New favorite workout

My daily workouts have long consisted of a mix of cardio and strength training. I’ve always taken advantage of free gym memberships when they have been available, though I have had no such option since leaving the city over four years ago.

Lately, I’ve been inclined toward free/cheap workouts that can be done with minimal commuting or equipment. Why pay for a gym membership, when you can do an upper-body workout with a pull-up bar, a yoga mat, and a few dumbbells, all without leaving your house? A lot of my biking—mountain and road/gravel—can be done without needing to drive anywhere (yes, I am spoiled to live where I do). Nordic skiing is only a fifteen drive away too (terrific cardio, but it requires maintaining equipment and commuting).
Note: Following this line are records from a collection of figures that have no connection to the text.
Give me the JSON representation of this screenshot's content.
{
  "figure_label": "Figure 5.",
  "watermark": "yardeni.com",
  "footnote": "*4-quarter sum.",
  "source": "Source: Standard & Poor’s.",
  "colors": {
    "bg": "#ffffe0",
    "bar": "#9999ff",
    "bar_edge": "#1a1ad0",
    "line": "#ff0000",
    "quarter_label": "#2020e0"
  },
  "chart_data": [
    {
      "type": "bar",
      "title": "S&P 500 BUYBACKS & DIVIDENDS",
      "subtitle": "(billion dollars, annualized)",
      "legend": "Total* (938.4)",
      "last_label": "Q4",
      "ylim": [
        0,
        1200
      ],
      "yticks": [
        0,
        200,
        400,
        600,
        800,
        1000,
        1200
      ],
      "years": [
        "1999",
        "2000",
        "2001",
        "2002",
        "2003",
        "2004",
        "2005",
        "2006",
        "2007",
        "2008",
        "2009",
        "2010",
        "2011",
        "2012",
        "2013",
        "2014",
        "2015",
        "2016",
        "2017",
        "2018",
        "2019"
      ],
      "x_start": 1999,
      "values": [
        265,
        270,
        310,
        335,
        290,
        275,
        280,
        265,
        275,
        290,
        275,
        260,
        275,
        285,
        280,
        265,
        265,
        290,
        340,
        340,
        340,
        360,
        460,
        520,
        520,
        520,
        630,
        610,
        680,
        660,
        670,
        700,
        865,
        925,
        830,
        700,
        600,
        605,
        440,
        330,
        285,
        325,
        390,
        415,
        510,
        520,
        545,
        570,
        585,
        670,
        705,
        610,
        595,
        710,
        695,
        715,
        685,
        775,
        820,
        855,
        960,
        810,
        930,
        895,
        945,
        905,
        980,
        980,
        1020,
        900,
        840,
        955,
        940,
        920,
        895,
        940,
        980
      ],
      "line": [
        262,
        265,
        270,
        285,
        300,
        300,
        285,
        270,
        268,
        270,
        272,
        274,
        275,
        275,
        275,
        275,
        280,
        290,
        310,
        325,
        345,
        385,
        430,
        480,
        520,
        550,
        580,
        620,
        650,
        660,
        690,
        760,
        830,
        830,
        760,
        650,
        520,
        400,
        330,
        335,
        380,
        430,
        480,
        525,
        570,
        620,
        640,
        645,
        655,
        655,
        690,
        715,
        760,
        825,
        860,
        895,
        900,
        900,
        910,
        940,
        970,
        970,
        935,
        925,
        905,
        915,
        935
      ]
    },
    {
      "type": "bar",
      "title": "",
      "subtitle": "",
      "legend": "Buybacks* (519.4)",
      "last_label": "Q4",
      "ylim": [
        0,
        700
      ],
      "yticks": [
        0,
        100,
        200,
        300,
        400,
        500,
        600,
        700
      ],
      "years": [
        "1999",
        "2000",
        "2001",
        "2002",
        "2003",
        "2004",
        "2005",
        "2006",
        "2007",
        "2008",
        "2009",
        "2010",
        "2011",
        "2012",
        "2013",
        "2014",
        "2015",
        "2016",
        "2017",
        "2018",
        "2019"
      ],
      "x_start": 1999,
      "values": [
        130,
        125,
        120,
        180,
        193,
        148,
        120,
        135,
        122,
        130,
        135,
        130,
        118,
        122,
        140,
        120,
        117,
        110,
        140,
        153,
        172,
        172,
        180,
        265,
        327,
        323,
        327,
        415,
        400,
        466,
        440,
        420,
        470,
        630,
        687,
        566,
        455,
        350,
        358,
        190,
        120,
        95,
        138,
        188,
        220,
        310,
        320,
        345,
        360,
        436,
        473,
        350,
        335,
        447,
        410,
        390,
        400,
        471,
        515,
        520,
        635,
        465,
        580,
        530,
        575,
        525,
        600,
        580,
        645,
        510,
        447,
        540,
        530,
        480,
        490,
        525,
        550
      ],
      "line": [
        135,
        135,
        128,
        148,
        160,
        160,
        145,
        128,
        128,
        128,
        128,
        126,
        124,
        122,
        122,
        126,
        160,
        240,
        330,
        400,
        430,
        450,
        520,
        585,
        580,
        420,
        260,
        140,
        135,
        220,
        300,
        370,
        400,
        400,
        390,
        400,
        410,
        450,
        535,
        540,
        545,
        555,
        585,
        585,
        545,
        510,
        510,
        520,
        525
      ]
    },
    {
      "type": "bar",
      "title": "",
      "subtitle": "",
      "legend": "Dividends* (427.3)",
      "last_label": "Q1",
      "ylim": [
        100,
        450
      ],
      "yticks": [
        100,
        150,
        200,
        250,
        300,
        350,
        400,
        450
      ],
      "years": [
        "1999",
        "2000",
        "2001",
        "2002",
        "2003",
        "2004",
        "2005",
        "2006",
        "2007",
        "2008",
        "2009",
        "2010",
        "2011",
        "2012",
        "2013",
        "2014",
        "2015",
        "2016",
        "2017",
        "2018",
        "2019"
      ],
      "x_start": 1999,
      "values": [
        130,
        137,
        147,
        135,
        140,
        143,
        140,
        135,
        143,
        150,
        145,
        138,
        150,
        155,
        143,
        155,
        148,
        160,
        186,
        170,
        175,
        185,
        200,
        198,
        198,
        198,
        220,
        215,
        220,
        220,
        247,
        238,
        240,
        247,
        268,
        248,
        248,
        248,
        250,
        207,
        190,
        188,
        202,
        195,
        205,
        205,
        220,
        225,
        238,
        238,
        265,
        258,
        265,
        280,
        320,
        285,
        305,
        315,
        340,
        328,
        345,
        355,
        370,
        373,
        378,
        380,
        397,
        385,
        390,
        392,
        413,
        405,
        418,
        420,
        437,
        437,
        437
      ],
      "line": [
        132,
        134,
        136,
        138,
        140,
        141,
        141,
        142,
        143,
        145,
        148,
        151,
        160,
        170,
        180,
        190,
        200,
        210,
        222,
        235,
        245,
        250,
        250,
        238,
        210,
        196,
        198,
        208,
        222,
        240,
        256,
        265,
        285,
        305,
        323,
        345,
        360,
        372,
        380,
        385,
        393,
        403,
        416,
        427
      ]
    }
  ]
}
A recent book, Outlive: The Science & Art of Longevity, by Peter Attia, MD, introduced me to the workout of “rucking”: walking with a heavy backpack (more info). In a way, I’ve been rucking already during summer backpacking trips or winter ski traverses, though I hardly touch my expedition backpack outside of such trips.

Given my slender dimensions, I get major hip chafing when hauling around a big backpack on multi-day trips. I pre-emptively tape my iliac crests before such undertakings, though the first few days are usually uncomfortable when backpack weights start exceeding 45 pounds.

Maybe the real solution here is more functional training. Throw some weights into my 75 liter backpack and ruck around my neighborhood a few days a week. On a recent ski traverse, I felt the best carrying a heavy backpack I have in years.

Simple, time-effective, free, brilliant. 👌

Starting a microblog

As my Journal usually has long gaps between posts, I have created this page to try my hand at some more frequent, shorter-form content. Given that I already have this website as a platform, I’d much rather use it for publishing such content than using an existing micro-blogging service (and being at the whims of someone else’s system). If anything, this is an encouragement to myself to journal more, something I can too easily fall behind on.